Le référendum, nid à fantasmes

Les récoltes de signatures ont commencé contre la loi Covid-19 ainsi que contre la loi sur le terrorisme. Comme si avoir peur de son ombre était devenu un sport national.

Référendum par-ci, référendum par-là: c’est beau la démocratie directe. C’est même à cela qu’on la reconnaît: au droit et à la possibilité de chacun de proposer à peu près n’importe quoi, de batailler héroïquement, hors de propos et loin de toute urgence. C’est sans doute pour cela que le monde entier nous envie ce glorieux mécanisme. Les deux derniers référendums lancés s’avèrent à cet égard, tout à fait emblématiques

D’abord celui contre la nouvelle loi sur le terrorisme, piloté par les jeunesses socialistes, vertes, vertes libérales, ainsi que l’insubmersible Parti pirate. Que disent ces braves gens? Que la volonté du Conseil fédéral, avalisée par le Parlement, de compléter l’arsenal policier pour mieux lutter contre le terrorisme aboutit à une loi «familière aux dictatures mais pas aux Etats démocratiques».

Dans le viseur des référendaires, une série de dispositions rendues possibles, y compris contre des personnes mineures, qui pourraient faire craindre que les prochaines manifestations de rues soient traitées de façon particulièrement musclée. Après s’être souciés de la planète, des droits bafoués des minorités, de dieu sait quoi encore, les activistes craignent désormais pour eux-mêmes. Comme si d’un coup, ils allaient devoir faire face sur le bitume à rien de moins que la Stasi ou la Gestapo.

Bien sûr avec la nouvelle loi, il sera possible de prendre des mesures contre un individu sur simple présomption de dangerosité, sans passer par un juge. Ce sont par exemple des interdictions de périmètres ou de contacts, le port d’un bracelet électronique, voire l’assignation à résidence pendant plusieurs mois. Karin Keller-Sutter avait pourtant pris soin d’enrober la chose dans un emballage qui se voulait plutôt sympathique, pour ne pas dire hypocrite: «La répression ne suffit pas, il faut également une action préventive.» Pour trancher la question de savoir s’il était bien opportun de cibler également les mineurs, la conseillère fédérale avait livré le fond de sa pensée: «Les mineurs aussi peuvent se radicaliser.» Compliqué de soutenir le contraire.

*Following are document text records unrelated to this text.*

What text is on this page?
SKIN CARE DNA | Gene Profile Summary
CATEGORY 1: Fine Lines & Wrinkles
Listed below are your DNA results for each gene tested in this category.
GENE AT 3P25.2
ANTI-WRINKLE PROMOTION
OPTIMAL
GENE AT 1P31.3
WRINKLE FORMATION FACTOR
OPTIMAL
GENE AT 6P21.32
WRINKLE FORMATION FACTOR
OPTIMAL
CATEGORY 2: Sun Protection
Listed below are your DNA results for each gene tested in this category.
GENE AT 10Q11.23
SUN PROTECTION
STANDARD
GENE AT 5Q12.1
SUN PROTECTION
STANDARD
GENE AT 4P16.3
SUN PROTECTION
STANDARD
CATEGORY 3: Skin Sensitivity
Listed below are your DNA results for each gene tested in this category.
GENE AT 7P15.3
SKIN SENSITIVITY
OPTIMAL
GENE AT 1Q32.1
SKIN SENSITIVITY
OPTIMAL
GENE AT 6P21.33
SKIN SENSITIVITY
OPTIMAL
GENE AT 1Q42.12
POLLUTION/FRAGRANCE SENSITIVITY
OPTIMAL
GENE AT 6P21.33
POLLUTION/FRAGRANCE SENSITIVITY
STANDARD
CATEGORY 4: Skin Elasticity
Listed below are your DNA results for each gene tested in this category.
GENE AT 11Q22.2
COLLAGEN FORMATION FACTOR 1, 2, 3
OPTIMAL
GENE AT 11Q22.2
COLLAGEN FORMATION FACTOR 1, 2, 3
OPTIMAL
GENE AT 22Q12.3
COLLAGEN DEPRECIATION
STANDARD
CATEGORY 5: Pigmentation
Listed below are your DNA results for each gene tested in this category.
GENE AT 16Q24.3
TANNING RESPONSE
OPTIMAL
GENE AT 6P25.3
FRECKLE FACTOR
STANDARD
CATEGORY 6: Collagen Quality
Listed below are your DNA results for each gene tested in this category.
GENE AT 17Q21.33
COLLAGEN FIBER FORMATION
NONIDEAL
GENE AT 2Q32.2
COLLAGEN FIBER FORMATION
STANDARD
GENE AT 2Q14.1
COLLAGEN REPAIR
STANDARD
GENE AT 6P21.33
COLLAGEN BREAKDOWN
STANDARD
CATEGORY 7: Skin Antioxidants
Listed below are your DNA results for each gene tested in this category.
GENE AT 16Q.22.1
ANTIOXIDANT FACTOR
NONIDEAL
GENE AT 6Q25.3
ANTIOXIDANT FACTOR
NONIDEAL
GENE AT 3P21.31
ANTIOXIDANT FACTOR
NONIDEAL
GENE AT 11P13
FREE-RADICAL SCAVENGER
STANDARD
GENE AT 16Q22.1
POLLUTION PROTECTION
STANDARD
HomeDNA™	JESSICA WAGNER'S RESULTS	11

Pourtant même le Conseil de l’Europe a émis des réserves, parlant de «risques d’ingérence excessive et arbitraire dans les droits de l’homme». De quoi donner raison au Parti pirate qui soutient qu’avec une telle loi, aussi bien un manifestant pour le climat qu’une vieille baderne conservatrice s’opposant à la politique d’immigration pourraient  être considérés comme des terroristes potentiels. Comme si ce n’était pas plutôt les droits des terroristes qui étaient mis en péril par cette loi.

L’autre référendum, qui peut paraître encore plus baroque, se dresse contre la loi Covid-19. Celle-ci permet au Conseil fédéral d’utiliser jusqu’à fin 2021 le droit d’urgence né durant la pandémie. Les référendaires regroupés sous l’ambitieuse appellation des «Amis de la Constitution» estiment qu’avec cette loi, le nombre de personnes amenées à prendre des décisions importantes pour la population est devenu dangereusement restreint. Un petit parfum de complotisme se rajoute à l’argumentaire, avec la crainte ouvertement exprimée que la nouvelle loi puisse rendre possible la vaccination obligatoire.

Là encore, c’est un fantasme de libertés menacées qui est invoqué contre une urgence bien réelle. Il semble à peu près aussi nébuleux de nier la réalité de la crise sanitaire que de minimiser la menace terroriste. Mais comme le dit si poliment le conseiller national PLR Philippe Nantermod: «Le référendum est un droit démocratique, chacun est libre de l’utiliser.»